What is everyone in a society working towards? What does it mean to be a “contributing member of society”? Why do people lose their minds when the Chinese economy grows at 5% as opposed to 10%? I believe the answer is in the quaint little phrase “quality of life”. To contribute to society means to, in some way of our choosing, contribute to the improvement in the overall quality of life. Economic growth is a rough measure for an improvement in quality of life. “Improvement in the quality of life” is synonymous with “making better use of scarce resources.” And “making better use of scarce resources” is achieved through “technological progress.” I believe that profit, at a fundamental level, is the delta in quality of life that comes from technological progress.

It is more than revenue minus expenses. That is just a way to measure it using money. But profit must be about more than money, otherwise only humans would be able to produce it. Humans don’t have a monopoly on technological innovation. Birds employ a marvelous piece of technological innovation in the form of nests. Building a nest in a tree has costs (expenses) including the time and effort it takes to gather sticks and bind them together. But nests have huge payoffs (revenue) like keeping offspring safe from predators and the elements. This greatly reduces anxiety for the parents, allowing them to fly away for long periods of time to collect food. Reduced anxiety is an improvement in the quality of life. That is the profit and it is a great thing. Just ask turtles.

Humans have an enormous capacity for innovation, which is why we have a better quality of life than any animal on the planet. Money is one of our most powerful technological innovations. It allows us to measure profit and to transfer technology easily between each other. If all the birds on a tropical island got together one day and decided to assign some imaginary value to pebbles, pretty soon there would be a seagull buying branches for two pebbles from some forest bird and selling them to other seagull for three. That leftover pebble is the financial measure of profit, which is simply a signal that what the seagull is doing is sustainable. The real profit is not having to fly around all day looking for branches; being able to buy some fish from the pelican next door with that extra pebble, and not have to go hunting.

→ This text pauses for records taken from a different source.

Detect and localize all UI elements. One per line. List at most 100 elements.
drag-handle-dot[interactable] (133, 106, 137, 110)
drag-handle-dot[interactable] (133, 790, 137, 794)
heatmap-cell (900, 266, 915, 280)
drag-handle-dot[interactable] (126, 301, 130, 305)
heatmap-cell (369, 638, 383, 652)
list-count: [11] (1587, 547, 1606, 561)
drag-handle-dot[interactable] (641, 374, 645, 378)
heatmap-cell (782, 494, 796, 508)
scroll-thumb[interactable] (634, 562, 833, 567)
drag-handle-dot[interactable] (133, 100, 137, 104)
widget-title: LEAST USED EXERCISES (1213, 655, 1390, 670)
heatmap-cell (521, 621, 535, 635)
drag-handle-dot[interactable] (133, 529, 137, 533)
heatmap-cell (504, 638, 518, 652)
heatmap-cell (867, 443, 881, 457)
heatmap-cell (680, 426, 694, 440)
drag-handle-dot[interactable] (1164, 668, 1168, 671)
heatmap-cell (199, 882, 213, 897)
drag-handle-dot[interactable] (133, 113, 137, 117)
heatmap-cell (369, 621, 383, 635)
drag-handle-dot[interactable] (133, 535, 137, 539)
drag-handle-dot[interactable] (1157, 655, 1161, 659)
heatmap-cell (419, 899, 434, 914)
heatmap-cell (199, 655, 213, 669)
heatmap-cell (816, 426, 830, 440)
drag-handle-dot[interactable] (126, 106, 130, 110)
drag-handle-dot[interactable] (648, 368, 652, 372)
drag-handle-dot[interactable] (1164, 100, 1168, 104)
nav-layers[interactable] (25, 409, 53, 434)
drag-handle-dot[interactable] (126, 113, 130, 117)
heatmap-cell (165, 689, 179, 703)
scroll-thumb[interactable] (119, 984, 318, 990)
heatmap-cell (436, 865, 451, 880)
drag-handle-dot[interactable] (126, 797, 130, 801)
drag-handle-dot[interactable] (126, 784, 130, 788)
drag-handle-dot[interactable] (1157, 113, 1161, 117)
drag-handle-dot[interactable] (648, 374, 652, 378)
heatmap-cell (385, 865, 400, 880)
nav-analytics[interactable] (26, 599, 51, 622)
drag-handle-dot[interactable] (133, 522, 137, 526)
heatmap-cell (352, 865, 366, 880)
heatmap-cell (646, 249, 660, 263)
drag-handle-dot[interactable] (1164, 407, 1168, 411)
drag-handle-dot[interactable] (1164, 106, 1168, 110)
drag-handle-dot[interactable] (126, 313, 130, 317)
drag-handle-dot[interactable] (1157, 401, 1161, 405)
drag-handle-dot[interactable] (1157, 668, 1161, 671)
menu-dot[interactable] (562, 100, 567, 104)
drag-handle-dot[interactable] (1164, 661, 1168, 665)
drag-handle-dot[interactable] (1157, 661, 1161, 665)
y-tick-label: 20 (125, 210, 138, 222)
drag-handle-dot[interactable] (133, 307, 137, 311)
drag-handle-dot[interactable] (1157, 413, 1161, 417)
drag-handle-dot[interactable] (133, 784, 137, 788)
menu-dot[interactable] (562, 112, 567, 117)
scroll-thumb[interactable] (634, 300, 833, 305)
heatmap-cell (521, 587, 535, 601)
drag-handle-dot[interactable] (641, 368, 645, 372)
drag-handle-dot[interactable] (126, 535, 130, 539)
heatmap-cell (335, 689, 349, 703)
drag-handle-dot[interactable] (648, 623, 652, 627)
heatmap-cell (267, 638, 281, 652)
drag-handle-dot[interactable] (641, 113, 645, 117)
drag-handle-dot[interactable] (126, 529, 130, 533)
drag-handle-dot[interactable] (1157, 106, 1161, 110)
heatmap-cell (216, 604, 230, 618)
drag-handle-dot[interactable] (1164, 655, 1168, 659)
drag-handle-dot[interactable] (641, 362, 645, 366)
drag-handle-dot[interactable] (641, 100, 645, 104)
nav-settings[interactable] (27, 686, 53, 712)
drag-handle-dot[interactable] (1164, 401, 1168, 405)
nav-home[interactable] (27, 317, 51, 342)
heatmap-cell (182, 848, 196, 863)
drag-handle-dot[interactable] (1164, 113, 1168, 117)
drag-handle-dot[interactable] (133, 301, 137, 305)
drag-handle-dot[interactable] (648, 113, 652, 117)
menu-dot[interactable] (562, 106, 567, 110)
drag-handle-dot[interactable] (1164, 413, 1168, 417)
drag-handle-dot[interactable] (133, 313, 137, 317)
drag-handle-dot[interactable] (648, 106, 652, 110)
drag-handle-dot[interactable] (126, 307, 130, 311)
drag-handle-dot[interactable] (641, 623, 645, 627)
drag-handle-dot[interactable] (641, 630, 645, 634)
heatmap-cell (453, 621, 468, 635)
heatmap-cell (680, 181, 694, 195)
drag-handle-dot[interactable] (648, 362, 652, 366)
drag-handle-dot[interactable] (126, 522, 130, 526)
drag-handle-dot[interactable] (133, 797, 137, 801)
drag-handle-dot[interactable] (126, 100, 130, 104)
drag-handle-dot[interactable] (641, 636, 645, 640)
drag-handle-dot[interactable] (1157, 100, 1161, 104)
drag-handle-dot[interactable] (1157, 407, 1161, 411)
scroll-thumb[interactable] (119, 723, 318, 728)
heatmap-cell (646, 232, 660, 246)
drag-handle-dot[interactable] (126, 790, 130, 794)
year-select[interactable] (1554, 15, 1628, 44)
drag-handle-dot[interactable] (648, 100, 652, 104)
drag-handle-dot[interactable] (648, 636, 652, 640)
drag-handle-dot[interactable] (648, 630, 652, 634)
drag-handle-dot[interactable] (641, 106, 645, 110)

Profit seeking is not a feature of capitalism, it is much older than that. If it were a feature of capitalism, then technological progress would have only started with the fall of feudalism. Profit is the thing that everyone is after, including the people who get stuck in the hot potato game of “exits”, improving quality of life in whatever way they define it. Financial profits are the signal that a company can sustainably create the real improvements in quality of life that its owners are looking for. This is why it is inextricable from any investment analysis, it is the whole point of investment in the first place. Capital is a scarce resource. When it’s not put to use to earn profits, it gets burned.